Sur Internet les offres de viager à Paris se font de plus en plus nombreuses. Si elles émanent de particuliers ou de professionnels non spécialisés, le risque couru par l’acquéreur est plus grand. Un taux d’occupation mal estimé lèsera forcément le débirentier. Cette somme, calculée par rapport à la valeur locative du bien mis en viager et de l’âge du crédirentier, est à déduire de la valeur libre, pour obtenir la valeur occupée. Cette dernière servira de base de calcul aux frais de notaire ainsi qu’aux honoraires de l’agence. Si vous cherchez à acquérir un viager à Paris, épluchez donc en priorité les annonces publiées sur les sites des professionnels du viager.

Viager libre : des occasions rares à saisir !

En vendant en viager libre, le crédirentier peut prétendre à un bouquet beaucoup plus conséquent, puisqu’il ne lui sera pas appliqué de déduction. Beaucoup de retraités veufs se retrouvent perdus dans une maison trop grande et difficile à entretenir. La vente en viager libre, qui ne représente que 5 % du marché du viager, permettra à ces seniors solitaires de quitter leur maison pour occuper un logement aux dimensions plus adaptées. La rente à vie perçue sera le complément de retraite idéal à la pension de réversion du conjoint défunt, souvent insuffisante.

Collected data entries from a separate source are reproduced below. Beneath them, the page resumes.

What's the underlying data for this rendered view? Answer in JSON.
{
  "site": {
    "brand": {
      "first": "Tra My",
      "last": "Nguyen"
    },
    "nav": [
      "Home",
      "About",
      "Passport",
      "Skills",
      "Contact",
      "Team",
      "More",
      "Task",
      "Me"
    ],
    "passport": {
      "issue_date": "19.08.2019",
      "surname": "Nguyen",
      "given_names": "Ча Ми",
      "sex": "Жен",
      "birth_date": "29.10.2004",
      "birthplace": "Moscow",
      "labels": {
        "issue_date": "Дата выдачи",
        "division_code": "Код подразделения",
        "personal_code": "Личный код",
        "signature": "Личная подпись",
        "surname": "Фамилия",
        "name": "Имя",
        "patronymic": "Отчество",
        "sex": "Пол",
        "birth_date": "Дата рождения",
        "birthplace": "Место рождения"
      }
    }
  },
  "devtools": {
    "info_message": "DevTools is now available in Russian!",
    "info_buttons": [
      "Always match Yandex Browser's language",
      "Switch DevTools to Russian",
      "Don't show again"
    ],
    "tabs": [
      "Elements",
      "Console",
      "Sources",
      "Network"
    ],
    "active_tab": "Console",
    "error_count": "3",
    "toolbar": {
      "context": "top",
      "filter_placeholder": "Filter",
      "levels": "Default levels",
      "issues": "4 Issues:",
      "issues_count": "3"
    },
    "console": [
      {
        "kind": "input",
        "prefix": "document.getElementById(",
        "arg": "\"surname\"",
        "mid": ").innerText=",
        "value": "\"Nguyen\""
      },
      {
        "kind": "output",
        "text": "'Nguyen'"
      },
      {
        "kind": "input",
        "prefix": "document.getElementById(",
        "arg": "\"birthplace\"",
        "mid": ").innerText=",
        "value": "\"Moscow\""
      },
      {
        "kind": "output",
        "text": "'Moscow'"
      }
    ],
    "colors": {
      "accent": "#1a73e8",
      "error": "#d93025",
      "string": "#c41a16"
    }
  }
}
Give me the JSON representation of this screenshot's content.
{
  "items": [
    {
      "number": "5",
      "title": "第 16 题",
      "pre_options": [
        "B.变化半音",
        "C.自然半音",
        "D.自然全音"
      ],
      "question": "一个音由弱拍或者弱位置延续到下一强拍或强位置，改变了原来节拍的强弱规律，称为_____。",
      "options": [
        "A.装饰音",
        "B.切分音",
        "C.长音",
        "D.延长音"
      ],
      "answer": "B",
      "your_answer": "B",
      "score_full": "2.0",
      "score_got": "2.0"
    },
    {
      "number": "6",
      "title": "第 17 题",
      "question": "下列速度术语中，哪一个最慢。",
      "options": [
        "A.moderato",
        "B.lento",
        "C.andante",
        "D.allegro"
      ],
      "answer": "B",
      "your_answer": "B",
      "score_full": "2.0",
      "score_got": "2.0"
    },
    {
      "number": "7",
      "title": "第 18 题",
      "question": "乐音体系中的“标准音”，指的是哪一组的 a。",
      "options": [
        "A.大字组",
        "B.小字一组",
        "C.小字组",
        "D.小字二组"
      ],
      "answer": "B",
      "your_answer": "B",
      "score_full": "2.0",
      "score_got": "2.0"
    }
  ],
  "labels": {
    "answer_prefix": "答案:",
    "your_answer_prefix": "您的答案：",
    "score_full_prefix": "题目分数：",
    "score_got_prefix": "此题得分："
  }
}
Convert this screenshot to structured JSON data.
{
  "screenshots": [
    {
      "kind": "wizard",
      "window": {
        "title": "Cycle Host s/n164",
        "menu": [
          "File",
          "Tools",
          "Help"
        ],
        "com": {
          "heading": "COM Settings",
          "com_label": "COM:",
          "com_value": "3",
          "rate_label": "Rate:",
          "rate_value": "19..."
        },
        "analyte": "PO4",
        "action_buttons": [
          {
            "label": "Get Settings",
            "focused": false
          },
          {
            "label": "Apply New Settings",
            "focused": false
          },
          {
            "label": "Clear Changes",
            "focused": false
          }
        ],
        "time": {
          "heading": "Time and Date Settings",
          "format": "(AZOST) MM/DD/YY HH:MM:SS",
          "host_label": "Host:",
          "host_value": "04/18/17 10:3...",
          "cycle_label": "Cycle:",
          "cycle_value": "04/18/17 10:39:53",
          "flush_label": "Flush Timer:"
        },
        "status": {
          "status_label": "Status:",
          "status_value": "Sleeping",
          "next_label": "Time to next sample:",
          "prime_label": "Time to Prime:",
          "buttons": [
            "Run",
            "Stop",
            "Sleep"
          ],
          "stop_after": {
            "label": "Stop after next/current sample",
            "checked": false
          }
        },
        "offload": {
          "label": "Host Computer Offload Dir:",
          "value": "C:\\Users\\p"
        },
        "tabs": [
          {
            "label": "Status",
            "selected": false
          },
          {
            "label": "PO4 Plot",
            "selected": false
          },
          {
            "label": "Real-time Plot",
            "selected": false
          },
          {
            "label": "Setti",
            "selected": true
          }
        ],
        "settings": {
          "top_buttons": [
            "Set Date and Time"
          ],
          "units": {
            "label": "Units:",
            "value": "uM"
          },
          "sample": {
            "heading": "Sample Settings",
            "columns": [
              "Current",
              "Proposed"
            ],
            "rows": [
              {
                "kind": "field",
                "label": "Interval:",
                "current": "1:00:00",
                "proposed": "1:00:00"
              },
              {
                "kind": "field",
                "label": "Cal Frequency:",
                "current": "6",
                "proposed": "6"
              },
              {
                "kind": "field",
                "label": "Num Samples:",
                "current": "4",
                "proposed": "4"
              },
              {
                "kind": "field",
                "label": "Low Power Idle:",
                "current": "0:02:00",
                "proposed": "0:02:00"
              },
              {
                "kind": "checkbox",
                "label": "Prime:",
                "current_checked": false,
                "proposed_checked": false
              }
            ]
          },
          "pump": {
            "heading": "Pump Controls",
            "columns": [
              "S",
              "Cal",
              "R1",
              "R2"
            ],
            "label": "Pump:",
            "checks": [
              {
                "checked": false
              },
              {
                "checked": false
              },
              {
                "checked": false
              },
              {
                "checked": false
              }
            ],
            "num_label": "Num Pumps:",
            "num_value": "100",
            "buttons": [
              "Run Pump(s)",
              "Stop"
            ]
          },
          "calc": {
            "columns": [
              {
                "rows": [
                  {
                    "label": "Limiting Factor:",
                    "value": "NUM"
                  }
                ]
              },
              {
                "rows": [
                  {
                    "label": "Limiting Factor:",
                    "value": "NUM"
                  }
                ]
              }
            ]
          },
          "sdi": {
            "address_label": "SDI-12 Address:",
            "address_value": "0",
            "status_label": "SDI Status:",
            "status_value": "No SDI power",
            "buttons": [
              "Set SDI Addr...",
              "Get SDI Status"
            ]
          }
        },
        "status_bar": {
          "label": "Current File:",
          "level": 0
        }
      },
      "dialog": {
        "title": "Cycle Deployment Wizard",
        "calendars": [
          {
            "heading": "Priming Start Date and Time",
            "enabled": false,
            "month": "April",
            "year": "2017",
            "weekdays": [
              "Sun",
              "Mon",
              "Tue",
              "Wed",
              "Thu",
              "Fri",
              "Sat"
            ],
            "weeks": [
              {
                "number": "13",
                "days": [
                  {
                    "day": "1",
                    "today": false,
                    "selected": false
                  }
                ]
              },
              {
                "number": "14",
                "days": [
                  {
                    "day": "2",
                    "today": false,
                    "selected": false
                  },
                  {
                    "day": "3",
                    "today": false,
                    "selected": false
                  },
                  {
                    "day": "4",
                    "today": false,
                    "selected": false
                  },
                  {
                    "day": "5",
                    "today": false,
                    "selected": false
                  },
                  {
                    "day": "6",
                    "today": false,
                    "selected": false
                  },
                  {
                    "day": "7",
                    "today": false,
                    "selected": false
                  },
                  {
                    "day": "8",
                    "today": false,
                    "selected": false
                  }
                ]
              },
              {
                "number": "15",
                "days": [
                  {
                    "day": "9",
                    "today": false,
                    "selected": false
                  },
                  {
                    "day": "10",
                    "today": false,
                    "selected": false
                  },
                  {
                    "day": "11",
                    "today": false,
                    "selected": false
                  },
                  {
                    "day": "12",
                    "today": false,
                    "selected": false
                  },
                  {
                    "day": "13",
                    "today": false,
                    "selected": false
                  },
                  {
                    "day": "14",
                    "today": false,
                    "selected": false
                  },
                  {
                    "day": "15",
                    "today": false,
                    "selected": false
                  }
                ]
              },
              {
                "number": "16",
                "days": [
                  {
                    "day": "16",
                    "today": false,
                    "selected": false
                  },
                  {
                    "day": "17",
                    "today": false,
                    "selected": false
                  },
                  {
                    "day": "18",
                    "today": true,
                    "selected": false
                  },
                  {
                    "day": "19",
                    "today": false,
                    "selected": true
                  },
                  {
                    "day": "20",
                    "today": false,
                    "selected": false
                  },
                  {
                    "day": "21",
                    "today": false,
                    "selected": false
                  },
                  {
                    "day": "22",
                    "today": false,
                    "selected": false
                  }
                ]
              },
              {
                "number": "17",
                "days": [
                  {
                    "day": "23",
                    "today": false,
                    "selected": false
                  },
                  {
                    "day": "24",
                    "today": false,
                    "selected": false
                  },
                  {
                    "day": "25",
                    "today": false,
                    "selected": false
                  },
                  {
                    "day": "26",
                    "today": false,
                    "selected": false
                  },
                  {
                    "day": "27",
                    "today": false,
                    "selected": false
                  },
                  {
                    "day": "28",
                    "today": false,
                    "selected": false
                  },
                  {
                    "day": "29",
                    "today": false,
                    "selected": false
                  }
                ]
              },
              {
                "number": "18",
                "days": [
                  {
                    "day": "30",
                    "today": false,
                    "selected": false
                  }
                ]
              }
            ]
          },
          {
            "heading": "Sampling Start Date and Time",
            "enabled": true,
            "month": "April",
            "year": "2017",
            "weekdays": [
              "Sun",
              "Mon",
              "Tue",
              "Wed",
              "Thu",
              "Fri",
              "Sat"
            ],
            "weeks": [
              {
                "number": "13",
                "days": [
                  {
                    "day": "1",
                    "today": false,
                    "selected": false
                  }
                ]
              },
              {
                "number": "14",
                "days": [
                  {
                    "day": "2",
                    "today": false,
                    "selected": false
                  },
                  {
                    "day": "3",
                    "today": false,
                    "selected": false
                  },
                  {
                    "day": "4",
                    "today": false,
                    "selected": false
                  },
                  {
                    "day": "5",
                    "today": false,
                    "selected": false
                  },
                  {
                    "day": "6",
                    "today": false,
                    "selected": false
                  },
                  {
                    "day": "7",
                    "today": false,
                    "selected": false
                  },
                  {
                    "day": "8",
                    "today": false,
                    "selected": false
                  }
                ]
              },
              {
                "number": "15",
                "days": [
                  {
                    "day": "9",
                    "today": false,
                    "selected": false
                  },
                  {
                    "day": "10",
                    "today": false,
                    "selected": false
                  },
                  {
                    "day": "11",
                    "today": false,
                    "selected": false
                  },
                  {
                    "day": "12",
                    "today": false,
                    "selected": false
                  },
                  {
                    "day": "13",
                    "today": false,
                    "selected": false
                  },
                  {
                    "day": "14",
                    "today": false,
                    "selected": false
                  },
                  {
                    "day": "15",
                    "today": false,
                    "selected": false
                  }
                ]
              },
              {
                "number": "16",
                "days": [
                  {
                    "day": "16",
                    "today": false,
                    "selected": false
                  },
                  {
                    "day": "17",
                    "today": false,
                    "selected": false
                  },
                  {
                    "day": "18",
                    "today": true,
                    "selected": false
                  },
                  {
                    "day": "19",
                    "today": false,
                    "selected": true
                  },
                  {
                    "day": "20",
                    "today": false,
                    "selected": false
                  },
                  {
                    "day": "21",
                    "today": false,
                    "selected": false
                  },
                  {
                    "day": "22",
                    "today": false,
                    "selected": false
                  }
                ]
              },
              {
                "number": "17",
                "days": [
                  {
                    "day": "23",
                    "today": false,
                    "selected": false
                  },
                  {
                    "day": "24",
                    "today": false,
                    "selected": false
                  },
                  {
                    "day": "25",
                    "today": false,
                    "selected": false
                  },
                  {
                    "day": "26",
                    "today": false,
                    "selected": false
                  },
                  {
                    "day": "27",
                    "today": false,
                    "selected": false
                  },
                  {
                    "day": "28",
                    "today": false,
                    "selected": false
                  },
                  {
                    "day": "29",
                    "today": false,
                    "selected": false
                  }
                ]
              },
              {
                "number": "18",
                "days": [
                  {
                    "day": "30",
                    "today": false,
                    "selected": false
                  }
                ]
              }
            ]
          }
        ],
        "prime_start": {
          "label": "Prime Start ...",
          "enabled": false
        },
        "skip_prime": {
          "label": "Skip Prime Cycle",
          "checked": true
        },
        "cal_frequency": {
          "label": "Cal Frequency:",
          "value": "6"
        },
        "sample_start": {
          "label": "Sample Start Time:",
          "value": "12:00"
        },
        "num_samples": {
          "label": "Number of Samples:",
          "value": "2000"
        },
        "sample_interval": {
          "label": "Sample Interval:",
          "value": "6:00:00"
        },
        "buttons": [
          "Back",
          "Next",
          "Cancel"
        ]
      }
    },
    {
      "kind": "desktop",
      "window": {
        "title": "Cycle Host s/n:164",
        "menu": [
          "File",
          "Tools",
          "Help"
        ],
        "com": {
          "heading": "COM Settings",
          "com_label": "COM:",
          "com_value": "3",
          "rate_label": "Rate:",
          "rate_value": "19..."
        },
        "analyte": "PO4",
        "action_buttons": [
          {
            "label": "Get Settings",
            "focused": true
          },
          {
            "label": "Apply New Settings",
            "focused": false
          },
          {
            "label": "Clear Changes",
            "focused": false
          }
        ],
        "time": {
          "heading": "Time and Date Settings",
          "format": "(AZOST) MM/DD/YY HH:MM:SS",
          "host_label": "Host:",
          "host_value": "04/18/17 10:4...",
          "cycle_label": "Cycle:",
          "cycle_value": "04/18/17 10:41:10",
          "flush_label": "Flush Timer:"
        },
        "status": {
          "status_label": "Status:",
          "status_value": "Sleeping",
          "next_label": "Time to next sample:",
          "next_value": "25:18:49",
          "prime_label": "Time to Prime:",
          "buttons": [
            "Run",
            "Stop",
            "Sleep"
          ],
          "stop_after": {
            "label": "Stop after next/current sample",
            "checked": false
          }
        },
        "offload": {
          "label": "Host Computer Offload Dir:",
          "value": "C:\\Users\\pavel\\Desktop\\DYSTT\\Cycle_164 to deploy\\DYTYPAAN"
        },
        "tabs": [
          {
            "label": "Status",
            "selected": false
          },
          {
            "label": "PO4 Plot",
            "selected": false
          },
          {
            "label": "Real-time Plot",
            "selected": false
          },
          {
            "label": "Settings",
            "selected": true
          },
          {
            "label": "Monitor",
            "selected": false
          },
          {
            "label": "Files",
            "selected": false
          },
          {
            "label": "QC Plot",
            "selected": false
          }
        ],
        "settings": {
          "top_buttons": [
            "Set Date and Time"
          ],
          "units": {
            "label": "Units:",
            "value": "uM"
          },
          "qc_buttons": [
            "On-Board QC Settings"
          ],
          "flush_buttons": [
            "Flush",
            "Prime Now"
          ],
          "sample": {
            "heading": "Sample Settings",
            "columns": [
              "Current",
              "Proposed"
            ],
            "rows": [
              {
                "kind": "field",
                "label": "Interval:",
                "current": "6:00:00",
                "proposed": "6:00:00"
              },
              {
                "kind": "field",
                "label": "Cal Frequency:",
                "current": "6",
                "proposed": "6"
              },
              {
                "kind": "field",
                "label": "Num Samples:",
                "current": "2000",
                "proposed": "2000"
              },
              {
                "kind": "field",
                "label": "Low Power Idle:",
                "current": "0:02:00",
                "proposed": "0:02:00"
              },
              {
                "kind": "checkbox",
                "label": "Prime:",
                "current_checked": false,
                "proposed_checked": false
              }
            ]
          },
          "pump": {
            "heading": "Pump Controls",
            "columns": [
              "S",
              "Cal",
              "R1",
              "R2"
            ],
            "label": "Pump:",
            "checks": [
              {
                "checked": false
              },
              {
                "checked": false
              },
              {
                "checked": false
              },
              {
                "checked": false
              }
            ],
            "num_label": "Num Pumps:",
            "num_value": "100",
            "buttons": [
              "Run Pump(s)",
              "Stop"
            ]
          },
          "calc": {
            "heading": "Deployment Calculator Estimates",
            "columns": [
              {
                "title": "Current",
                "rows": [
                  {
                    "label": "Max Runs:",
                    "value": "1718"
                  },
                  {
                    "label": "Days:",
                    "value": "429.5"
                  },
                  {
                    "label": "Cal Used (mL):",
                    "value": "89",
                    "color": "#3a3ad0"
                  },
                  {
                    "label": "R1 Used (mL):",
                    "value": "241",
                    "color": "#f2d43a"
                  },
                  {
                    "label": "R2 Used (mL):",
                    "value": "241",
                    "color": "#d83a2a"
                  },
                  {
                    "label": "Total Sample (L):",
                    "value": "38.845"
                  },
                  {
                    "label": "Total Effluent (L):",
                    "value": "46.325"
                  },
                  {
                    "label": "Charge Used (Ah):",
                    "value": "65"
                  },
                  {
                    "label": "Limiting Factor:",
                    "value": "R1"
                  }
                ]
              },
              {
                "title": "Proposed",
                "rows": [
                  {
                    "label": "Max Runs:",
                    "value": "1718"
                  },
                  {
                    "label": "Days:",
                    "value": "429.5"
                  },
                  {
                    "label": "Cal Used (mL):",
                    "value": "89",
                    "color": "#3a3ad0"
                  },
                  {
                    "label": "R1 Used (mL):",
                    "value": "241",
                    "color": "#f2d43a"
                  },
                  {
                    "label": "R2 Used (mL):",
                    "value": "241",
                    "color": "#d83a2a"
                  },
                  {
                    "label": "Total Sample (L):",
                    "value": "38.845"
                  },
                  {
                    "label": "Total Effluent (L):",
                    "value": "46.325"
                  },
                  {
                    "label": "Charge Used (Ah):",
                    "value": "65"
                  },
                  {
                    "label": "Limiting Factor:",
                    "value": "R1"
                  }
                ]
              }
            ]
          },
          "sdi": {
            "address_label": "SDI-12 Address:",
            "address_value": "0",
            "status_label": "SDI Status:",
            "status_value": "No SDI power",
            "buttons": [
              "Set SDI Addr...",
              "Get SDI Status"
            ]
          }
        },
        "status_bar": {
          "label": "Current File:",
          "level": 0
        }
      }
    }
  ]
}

Viager : une opération spéculative à explorer

Quelques offres attractives glanées sur Internet suffisent à illustrer le potentiel de cette opération spéculative qu’est l’achat en viager : en banlieue parisienne, un pavillon de 73 m² sur un terrain de 400 m², occupé par un monsieur âgé de 84 ans, a récemment été mise en vente viagère, appelée vente dite à terme. Pour cette vente, contrairement au viager occupé, le vendeur comme le crédirentier demande un bouquet de 53 000 euros et une mensualité comme une rente de 800 euros, pour une valeur libre estimée à 230 000 euros. Particularité de cette vente qui n’est pas du viager, le versement de la mensualité comme une rente est limité à douze ans. L’âge avancé du vendeur et cette restriction supplémentaire ne peuvent que contribuer à rassurer l’acquéreur comme un débirentier. Quant au vendeur, l’indexation de la mensualité comme pour la rente le prémunira de l’érosion monétaire.